“What moves us is love for our home turf, love for a river, love for a cluster of mountains, for steep, wooded valleys, for the headwater brooks rising there. It’s respect and affection for plants and animals that live there, for the sounds and smells of those places and the feel of them underfoot.” - Bob Kimber, Temple, Maine.
Vast Expanse
This is a land of loons, moose, deer, bear, lynx and hundreds of other plant and animal species. The Northern Forest reaches from western New York State northward and into Maine. Comprising 26 million acres, the Northern Forest is the largest continuous expanse of undeveloped land east of the Mississippi.

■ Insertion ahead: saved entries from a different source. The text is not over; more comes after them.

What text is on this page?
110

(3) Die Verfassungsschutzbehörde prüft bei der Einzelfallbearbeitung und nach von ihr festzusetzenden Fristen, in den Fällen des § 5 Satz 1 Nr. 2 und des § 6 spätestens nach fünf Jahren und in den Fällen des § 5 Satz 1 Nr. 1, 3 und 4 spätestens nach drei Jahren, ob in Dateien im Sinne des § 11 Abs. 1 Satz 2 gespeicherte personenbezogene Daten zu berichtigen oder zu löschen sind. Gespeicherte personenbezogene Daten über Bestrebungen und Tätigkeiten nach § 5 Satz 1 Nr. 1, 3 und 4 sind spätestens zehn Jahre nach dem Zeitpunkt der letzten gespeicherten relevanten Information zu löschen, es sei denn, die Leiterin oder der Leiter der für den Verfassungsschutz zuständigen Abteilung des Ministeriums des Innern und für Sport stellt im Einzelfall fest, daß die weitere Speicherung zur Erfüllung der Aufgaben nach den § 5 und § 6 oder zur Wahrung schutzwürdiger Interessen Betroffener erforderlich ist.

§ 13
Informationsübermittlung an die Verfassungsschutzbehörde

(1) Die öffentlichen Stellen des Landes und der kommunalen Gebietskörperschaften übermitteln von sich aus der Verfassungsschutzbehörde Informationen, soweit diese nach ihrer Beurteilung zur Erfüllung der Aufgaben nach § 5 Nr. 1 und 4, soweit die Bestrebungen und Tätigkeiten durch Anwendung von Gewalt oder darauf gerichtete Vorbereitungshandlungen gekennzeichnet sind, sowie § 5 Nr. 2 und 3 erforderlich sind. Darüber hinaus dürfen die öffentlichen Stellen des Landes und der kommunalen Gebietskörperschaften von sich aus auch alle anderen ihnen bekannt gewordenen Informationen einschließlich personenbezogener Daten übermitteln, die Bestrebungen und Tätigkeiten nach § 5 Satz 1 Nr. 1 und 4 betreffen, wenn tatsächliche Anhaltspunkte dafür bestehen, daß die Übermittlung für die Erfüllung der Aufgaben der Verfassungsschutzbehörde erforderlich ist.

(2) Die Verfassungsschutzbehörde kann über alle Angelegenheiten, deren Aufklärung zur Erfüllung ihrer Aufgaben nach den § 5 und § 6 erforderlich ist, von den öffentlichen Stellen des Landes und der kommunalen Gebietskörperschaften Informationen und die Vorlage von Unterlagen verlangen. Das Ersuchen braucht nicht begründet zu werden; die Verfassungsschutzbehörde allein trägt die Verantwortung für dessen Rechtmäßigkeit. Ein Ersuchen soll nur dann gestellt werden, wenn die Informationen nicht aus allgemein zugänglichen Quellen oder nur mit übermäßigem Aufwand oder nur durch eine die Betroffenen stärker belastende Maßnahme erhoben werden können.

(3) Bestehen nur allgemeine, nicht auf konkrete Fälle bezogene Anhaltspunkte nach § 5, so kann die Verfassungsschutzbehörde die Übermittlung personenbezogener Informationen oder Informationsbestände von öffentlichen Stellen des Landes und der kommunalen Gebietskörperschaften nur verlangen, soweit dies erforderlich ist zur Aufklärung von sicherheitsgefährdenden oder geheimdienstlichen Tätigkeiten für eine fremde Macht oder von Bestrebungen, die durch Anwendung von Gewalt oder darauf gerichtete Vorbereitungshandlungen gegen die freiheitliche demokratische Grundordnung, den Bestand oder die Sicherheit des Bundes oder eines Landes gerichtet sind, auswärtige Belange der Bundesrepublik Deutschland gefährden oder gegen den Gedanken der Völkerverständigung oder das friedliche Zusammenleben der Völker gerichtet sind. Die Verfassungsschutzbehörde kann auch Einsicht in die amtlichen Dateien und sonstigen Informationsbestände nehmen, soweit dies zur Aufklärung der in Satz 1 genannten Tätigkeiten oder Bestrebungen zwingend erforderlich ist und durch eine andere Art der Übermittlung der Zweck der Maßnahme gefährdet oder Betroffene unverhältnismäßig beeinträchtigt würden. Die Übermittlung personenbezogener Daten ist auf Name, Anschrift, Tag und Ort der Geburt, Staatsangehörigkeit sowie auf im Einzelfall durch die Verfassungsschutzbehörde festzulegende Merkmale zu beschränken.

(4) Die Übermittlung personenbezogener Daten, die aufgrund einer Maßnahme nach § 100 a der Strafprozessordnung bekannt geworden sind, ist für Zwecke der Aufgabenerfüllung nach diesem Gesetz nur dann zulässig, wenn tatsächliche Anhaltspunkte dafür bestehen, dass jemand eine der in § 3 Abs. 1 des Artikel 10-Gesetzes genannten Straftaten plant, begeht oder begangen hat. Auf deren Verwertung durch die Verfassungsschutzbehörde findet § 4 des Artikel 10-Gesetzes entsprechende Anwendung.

Maine's share of the Northern Forest amounts to around 15 million acres and is locally called Maine's North Woods. Only five percent of Maine, though, is in public ownership and less and one percent is protected as wilderness. By tacit agreement, honored for generations, Maine residents have had free and easy access to these lands.
The timber companies that have long held these lands are now selling these lands on a huge scale. Depending upon who buys the land and for what uses, long-accepted privileges of public access could disappear, along with much else that makes the North Woods special.

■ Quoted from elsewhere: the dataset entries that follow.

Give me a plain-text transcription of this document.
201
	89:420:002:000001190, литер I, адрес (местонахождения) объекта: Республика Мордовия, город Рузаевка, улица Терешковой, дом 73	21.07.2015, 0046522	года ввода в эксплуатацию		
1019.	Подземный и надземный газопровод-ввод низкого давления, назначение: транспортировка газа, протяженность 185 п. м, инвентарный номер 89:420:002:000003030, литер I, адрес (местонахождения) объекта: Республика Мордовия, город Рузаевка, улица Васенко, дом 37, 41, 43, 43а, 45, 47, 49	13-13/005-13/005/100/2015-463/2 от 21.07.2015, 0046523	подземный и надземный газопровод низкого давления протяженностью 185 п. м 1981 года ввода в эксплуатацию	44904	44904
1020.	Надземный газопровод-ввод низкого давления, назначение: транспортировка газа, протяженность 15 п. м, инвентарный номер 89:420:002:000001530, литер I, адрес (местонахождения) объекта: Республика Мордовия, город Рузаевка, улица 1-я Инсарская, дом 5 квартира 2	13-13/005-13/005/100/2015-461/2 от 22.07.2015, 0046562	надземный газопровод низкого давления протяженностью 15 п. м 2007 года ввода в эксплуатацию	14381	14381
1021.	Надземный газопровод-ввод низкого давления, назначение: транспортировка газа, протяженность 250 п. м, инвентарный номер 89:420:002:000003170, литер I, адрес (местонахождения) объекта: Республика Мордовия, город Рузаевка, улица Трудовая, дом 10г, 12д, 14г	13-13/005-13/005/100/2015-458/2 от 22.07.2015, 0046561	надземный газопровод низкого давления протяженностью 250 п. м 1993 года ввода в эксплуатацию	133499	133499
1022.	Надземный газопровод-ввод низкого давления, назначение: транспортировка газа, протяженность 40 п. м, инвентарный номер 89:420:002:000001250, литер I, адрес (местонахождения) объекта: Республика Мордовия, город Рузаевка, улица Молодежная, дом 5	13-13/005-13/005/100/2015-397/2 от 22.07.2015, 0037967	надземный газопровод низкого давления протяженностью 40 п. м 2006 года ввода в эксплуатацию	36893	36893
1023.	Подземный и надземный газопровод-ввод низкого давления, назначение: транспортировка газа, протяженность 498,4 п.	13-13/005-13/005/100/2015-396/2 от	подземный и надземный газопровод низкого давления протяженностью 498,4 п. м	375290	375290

Since 1998 massive land sales have swept the region. In the past five years, over six million acres have changed hands. That amounts to nearly 20 percent of the region and to 22 percent of Maine alone. Public access to these lands, a long-standing tradition in Maine, is already beginning to suffer. Mainers are being gated out of lands they long used as though they were public.
There is good news here, too. More than 1.5 million acres in the Northern Forest have achieved additional conservation protection since 1998.
That’s why a key component of The Wilderness Society’s Northern Maine program is to gain additional federal funds for conserving these and other lands in the Eastern Forests.